The original plan was that Bill and I would go on from Boston to New York City for a couple days. For a variety of reasons, we stayed in Boston but did day trips to New Haven and Providence. I had stopped at MASS MoCA on the way from my older sister's near Albany to Boston to see Bill for the week between Christmas and New Year's. The "Memery" show about those using web-based memes was pretty interesting as were the "Workers" and other shows. It was amusing to be in a gallery with portraits taken against Flickr views of sunsets and sunrises: a couple people were taking pictures of the picture wall though I didn't get a picture of either of them as a meme-on-top-of-meme. The other work in that gallery was "No Sunshine" by Constant Dullart. Loved the contrast.

When Bill and I got to New Haven, we found ArtSpace closed so I guess I won't get an up-close visit to the "Library Science" show. We did however have a really good time at the Yale University Art Gallery and the Yale Center for British Art to say nothing of Atticus Bookstore/Cafe. The Atticus t-shirts were wonderful: one with a caption saying that unattended children would be given immense amounts of coffee and unlimited access to the internet and the other letting us know that censorship led to blindness. The Yale U Art Gallery has a Bosch panel which is from the same altarpiece as the Ship of Fools at the Louvre.
I'm very fond of the Ship of Fools and once had to keep standing in front of it because the tour group was hogging the Rolin Madonna of Jan van Eyck. Life is tough. We were running out of time and daylight by the time they chased us out of the British Art Center galleries. I got to see my Sickert painting of the hospital in Venice where they cast my arm when I broke it under the full moon looking out over the Grand Canal. There was also a woman dressed in a fine dress that could have been Fortuny (more Venice) in a painting by Alfred Elmore.

On the 30th, we went down to Providence by train and had a good trip to the "Made in the UK" show at the RISD Museum of Art. The UK show was 20th-century British art from the collection of Richard Brown Baker.

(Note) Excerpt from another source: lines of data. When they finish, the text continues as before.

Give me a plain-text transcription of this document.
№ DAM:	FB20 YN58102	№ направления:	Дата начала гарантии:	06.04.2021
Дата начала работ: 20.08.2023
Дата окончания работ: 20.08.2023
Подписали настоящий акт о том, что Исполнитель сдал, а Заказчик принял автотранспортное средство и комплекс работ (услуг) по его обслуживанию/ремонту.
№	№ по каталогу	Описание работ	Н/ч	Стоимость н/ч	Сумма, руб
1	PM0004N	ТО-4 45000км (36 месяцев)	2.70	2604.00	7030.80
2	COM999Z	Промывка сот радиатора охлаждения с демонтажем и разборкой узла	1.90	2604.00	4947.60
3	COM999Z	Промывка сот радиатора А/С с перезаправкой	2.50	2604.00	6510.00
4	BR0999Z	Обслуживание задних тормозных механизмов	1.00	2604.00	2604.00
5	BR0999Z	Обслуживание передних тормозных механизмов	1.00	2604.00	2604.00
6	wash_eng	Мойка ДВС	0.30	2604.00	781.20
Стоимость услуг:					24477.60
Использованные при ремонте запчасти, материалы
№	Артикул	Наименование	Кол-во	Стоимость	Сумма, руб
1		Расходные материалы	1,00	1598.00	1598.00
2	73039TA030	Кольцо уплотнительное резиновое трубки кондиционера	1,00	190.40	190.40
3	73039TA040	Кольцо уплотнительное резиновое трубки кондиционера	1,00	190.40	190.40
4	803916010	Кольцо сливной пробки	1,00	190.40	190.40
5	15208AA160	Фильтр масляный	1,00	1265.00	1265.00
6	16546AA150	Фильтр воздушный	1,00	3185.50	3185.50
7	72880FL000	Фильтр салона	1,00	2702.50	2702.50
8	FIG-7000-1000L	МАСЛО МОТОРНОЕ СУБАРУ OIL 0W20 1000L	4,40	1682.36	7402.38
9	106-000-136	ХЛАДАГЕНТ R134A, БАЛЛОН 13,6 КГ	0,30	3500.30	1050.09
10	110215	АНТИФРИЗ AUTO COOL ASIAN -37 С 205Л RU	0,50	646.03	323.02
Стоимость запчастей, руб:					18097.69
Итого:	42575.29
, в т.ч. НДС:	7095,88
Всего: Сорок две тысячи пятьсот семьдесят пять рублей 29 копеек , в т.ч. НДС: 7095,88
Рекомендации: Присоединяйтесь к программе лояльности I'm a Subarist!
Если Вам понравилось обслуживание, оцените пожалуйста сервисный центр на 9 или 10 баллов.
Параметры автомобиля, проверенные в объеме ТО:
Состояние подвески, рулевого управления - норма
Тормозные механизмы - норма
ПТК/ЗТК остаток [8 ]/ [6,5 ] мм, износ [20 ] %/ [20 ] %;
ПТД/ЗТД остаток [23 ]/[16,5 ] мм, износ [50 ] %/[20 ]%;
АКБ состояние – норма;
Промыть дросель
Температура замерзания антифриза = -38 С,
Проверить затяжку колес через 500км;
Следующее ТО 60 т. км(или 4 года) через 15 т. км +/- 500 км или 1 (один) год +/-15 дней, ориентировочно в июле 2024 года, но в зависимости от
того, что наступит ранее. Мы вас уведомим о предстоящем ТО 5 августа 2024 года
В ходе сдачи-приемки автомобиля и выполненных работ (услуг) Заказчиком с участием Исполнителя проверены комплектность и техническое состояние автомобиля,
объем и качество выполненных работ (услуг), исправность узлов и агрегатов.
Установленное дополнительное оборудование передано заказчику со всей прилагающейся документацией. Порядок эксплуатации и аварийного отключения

I really enjoyed the Grayson Perry vase entitled "May My Ashes Blow Away on the Winds of Change." The label talked about the amphora shape and the blue-and-white drape that echoed the English ware traditions but didn't mention the glazed message inside the lip of the vase that said "Mr Grayson Perry is a real pervert." Thanks to Roberto for really bringing Perry's work to my attention. I also liked the "Study for Figure with Towel" by Keith Vaughan; the last line of its gallery label talked about the joy of being naked in the outdoors. And there was a nice Howard Hodgkin here as well as at Yale where Baker also bequeathed some of his collection.

Between our out-of-town visits, we got to the Institute of Contemporary Art ("Dance/Draw" was more wonderful than we expected), Museum of Fine Arts (new Caillebotte, photos of Cuba, Jan Dibbets: Gropius Bau Berlin), and the MIT List Visual Arts Center (Hans Haacke 1967 and Otto Piene: Lichtballett). The Haacke was really sublime and Bill related that his aunt, Virginia Gunter, had been the curator of the 1971 "Earth, Air, Fire, Water: Elements of Art" show at the MFA which had included some similar Haacke works.

So I'm rather sorry that I didn't get to NYC this week to see the "Hide/Seek" show at the Brooklyn Museum or to see NYC friends but .... no problem, we had a great time full of art and bookstores (yikes, don't want to see the credit card bills) and visits with friends. A couple movies: "The Artist" and "Young Adult." I'll finish this off with an amusing overheard conversation: the three students were talking about Gropius and I thought "architecture students" but it turns out there must be a bar of that name. Oh, well; it can't all be art.